Atteinte d’une infection pulmonaire grave l’été dernier, Dzsenifer Marozsan, « Maro » comme la surnomment ces coéquipières, vient à peine de faire son retour sur les pelouses. Cinq mois qu’on ne l’avait plus vue toucher un ballon. Elle réapparait dans le panorama footballistique à point nommé : l’attribution du premier Ballon d’or féminin aura lieu le 3 décembre.

Maro guérie, Maro revenue. Dans le dos le numéro 10. Celui qui fait battre nos petits cœurs de footeux. Qui dit 10 dit dribbles, passes venues de nulle part, inspirations fulgurantes, passements de jambes, enfumage de l’adversaire. Dans son style bien à elle, Maro c’est un peu tout ça. Un pied droit merveilleux, force et finesse.

Maro pour Dzsenifer Marozsan. Allemande née à Budapest en avril 1992, Lyonnaise depuis 2016, attirée en Rhodanien par un Jean-Michel Aulas alléché par son titre de Championne Olympique avec la Mannschaft (2016) et avant cela, ses nombreux titres décrochés avec Francfort.

Maro, ce n’est pas n’importe qui. Elle compte déjà à son actif trois Ligues des championnes, deux titres de championne d’Allemagne, deux titres de championne de France. Elue meilleure joueuse UNFP 2016-2017 et 2017-2018, elle est également nominée pour le Ballon d’or France Football, comme la moitié de l’effectif lyonnais, qui sera décerné le 3 décembre prochain. Bref, Maro un petit monument de 26 ans.

Au cœur de l’été, au moment où les crampons se reposent, la nouvelle est tombée : Maro souffre d’une infection pulmonaire grave. On ne sait pas quand elle sera en mesure de reprendre l’entraînement. On est le 18 juillet, le championnat reprend le 25 août. Au stage de Miami, préparation pour la saison qui commence, Maro passe son tour.

Lorsque revient le temps des matchs, pas de Maro. La coupe d’Europe commence sans elle.

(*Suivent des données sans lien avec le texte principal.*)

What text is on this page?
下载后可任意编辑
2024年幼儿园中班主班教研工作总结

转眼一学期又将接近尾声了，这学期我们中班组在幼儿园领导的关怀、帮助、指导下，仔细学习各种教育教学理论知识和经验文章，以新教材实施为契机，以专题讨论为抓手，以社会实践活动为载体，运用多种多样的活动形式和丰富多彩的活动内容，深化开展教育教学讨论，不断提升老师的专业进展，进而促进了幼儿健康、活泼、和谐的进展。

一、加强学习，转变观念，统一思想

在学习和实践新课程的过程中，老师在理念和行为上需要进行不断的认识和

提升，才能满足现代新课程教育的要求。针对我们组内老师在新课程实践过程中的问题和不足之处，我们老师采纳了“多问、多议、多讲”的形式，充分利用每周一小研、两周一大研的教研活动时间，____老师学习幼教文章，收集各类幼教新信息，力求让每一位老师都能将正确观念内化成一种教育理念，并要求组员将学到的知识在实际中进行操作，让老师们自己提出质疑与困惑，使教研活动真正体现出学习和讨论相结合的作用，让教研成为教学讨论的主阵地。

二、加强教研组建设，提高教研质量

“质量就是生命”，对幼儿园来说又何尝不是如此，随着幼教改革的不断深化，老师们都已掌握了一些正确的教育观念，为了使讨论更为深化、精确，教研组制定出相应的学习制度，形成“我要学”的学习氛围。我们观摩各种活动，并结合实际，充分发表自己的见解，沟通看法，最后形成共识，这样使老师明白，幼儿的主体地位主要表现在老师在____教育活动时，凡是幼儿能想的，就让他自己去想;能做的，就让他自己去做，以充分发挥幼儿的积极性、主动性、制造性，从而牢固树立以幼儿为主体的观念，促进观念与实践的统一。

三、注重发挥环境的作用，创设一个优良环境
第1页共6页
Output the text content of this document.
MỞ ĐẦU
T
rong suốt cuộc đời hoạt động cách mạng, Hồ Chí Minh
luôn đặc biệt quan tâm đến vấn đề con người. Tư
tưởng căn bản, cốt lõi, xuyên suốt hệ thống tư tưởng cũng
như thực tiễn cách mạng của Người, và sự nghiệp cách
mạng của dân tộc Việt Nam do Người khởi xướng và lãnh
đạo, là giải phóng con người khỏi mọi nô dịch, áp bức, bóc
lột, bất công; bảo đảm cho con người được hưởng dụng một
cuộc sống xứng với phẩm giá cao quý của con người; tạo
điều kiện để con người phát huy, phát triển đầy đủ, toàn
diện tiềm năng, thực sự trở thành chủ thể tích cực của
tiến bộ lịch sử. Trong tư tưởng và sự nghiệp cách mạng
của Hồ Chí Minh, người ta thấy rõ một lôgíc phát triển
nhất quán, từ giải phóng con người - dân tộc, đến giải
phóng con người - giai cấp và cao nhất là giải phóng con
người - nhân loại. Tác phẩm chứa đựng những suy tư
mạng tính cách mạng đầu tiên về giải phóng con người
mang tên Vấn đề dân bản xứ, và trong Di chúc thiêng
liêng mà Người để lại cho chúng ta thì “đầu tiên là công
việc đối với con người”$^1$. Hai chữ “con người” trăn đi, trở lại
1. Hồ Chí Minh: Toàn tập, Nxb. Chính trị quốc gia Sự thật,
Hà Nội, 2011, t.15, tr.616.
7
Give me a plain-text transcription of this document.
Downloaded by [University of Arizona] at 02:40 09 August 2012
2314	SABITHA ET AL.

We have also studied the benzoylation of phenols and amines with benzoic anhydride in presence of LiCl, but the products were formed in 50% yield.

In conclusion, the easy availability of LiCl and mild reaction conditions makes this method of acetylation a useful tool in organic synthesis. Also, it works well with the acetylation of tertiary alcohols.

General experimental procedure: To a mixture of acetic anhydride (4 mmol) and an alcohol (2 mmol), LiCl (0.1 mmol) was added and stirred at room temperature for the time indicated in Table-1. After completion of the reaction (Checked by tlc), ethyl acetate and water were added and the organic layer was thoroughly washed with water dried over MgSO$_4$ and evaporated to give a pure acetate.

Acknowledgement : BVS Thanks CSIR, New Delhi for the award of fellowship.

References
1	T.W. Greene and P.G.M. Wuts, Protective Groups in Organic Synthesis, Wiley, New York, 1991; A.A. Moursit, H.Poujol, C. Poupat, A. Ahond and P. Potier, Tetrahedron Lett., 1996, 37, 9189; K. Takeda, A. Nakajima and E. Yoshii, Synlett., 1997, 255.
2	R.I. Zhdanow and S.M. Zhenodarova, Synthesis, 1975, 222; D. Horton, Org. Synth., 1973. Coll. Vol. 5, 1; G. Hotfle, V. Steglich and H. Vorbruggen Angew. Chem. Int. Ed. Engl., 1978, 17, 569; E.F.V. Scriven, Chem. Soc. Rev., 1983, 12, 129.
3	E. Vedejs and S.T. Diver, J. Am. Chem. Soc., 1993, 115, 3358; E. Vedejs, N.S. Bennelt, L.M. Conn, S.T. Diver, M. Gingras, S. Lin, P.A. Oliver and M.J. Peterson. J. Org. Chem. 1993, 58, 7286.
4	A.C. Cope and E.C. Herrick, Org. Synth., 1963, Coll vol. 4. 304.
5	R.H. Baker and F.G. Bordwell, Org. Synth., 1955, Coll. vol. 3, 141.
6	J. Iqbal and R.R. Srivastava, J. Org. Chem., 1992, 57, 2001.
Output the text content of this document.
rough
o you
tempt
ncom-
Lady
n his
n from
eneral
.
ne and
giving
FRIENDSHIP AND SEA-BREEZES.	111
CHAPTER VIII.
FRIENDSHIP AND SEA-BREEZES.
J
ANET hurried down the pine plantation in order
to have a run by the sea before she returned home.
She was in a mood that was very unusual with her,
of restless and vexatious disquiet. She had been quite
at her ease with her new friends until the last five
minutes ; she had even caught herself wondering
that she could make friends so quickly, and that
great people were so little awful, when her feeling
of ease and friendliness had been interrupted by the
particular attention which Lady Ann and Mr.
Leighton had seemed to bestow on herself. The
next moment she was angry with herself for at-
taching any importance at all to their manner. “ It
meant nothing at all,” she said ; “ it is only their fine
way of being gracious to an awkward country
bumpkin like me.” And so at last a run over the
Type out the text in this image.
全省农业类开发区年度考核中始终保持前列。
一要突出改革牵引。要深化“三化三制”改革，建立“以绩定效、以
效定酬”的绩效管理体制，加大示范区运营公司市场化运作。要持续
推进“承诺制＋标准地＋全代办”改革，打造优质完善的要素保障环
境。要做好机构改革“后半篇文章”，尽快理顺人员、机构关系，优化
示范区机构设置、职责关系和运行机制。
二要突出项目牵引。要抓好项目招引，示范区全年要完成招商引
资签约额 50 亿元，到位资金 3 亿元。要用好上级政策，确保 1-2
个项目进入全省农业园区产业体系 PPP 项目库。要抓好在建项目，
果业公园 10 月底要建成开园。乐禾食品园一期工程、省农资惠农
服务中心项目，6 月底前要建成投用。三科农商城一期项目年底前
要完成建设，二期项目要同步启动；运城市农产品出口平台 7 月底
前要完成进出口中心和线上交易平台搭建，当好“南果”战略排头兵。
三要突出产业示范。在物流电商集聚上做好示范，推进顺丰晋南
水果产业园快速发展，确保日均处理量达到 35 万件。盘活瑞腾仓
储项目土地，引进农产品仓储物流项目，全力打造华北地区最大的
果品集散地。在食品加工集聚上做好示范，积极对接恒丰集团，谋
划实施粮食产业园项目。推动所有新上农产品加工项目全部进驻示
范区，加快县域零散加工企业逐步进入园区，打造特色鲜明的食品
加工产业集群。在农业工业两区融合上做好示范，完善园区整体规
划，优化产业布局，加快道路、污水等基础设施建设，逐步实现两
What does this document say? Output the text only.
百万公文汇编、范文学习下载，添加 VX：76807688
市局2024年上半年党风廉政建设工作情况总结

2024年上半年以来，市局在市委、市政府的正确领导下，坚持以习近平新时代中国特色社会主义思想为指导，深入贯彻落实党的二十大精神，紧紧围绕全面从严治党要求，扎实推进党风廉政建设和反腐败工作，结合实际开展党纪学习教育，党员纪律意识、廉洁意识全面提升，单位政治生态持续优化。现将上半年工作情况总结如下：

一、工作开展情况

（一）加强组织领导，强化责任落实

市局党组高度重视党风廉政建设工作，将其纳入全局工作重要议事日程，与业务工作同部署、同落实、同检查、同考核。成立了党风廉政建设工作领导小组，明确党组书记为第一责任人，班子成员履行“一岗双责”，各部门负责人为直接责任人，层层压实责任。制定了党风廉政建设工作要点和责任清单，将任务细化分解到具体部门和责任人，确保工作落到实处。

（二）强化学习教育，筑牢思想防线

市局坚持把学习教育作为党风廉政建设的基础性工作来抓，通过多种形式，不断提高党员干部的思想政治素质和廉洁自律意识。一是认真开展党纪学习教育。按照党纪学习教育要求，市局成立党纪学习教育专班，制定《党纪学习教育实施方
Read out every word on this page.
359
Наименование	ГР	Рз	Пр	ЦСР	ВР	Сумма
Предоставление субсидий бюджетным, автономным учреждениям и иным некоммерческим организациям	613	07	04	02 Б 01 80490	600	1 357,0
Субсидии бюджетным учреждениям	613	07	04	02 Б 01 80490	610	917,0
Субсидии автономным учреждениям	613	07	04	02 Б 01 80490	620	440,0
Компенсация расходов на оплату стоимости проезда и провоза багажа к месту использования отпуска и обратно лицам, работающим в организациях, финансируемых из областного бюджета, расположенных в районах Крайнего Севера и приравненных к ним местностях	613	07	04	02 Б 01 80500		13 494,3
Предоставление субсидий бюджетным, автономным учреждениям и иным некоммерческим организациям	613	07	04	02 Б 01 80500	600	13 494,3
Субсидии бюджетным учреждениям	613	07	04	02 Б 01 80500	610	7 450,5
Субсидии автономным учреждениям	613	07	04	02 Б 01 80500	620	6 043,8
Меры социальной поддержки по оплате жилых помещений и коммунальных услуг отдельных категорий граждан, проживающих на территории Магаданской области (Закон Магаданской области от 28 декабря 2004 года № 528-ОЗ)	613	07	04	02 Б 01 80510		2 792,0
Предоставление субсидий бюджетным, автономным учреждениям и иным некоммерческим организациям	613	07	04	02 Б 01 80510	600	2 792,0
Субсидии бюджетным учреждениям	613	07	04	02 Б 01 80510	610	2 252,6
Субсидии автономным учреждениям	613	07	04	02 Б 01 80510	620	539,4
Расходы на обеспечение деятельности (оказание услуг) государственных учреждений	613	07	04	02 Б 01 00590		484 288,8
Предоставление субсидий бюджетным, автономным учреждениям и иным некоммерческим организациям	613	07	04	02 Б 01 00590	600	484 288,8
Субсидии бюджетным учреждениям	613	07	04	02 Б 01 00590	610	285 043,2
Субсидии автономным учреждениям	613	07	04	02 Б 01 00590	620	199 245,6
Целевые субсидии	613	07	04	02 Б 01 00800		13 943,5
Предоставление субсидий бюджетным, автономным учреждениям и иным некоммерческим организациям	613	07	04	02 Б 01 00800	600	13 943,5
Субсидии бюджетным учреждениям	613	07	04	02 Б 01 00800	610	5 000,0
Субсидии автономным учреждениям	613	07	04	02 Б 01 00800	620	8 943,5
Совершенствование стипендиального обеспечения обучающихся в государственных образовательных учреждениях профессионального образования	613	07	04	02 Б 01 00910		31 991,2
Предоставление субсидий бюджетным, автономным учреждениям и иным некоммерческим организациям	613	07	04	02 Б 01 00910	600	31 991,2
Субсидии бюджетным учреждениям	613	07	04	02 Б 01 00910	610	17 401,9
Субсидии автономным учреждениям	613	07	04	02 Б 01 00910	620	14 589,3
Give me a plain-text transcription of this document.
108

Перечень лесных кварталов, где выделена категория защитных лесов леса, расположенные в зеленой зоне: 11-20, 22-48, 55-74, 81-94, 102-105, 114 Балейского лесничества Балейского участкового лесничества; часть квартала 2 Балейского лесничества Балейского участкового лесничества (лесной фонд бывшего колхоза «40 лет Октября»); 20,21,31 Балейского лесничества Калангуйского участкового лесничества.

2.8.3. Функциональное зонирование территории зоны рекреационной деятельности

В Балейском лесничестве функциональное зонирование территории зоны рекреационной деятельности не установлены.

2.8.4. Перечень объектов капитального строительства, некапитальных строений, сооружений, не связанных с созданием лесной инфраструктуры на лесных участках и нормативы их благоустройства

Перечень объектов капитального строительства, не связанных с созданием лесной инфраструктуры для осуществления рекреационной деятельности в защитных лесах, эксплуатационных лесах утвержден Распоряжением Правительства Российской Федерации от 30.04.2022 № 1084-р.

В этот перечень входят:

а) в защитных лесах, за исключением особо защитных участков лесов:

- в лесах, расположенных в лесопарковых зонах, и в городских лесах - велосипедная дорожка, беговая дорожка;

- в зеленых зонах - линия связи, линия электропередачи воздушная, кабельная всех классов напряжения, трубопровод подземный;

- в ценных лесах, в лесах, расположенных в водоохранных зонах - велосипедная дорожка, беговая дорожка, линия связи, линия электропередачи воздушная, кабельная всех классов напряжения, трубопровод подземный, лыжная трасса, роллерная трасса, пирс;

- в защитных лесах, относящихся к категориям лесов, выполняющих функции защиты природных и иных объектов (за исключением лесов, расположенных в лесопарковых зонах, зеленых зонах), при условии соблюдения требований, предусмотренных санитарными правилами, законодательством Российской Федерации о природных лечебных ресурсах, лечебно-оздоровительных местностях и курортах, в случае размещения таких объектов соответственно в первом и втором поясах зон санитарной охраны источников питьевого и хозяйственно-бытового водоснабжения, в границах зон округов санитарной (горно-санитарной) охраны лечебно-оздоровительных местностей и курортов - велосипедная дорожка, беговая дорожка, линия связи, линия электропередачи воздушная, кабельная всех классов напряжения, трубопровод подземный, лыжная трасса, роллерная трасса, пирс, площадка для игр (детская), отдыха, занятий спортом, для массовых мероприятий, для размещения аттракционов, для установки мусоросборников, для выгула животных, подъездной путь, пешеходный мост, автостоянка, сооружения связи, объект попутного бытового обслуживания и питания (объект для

Ce n’est pas que Pedros soit sans solution : Henry, Kumagai, Fishlock, Christiansen. Toutes sont dans leur registre des joueuses d’immense talent. Mais Maro a ce petit plus, ce petit éclair de génie capable d’illuminer un match aussi terne qu’un dimanche automnale à regarder les feuilles mortes se détacher une à une des arbres. Et c’est peut-être pour cette raison qu’elle est la chouchou de Reynald Pedros dixit ses coéquipières Hegerberg et Le Sommer.

À quoi ressemble Lyon sans Maro ?

C’est redoutable et ça gagne évidemment. Mais peut-être quand même que Lyon avec ou sans Maro, ce n’est pas tout à fait pareil. Alors le 15 octobre, lorsque le coach Pedros a lui-même annoncé le retour de sa protégée, inscrite sur la feuille de match de ce 1/8ème de finale aller face à l’Ajax Amsterdam, on a tout de suite senti que la campagne européenne lyonnaise allait hisser plus haut ses couleurs.

Lors de ce match, Maro est effectivement entrée sur le terrain, et nous a gratifiés en fin de match d’un petit pont-effacement-passe-décisive geste qui nous a fait réaliser à quel point elle nous avait manqué.

Elle a depuis retrouvé sa place de titulaire dans le jeu lyonnais. Elle retrouve ses sensations, comme lors du match contre Dijon en championnat, où, tout à coup, à la 38ème, Maro a fait sa Maro décochant une frappe somptueuse de l’extérieur de la surface de réparation.

Elle est comme ça Maro. Parfois on a l’impression qu’elle a de supers pouvoirs. Et lorsque la saison dernière, elle portait un masque pour protéger sa pommette brisée lors d’un choc, on pensait nous plutôt à l’attribut d’une tenue de héros à la Marvel.

Bientôt le Ballon d’or ?

Guérie Maro, de retour. Elle revient de cette longue absence avec énormément d’envie, un jeu dense, compacte. Le jeu de celle qui a été en manque. Pourtant elle a renoncé au rassemblement avec la Mannschaft, ne s’estimant encore qu’à 60-70% de ses capacités.

Ces 30% manquants feront peut-être la différence pour décrocher le premier ballon d’or de l’histoire du football féminin.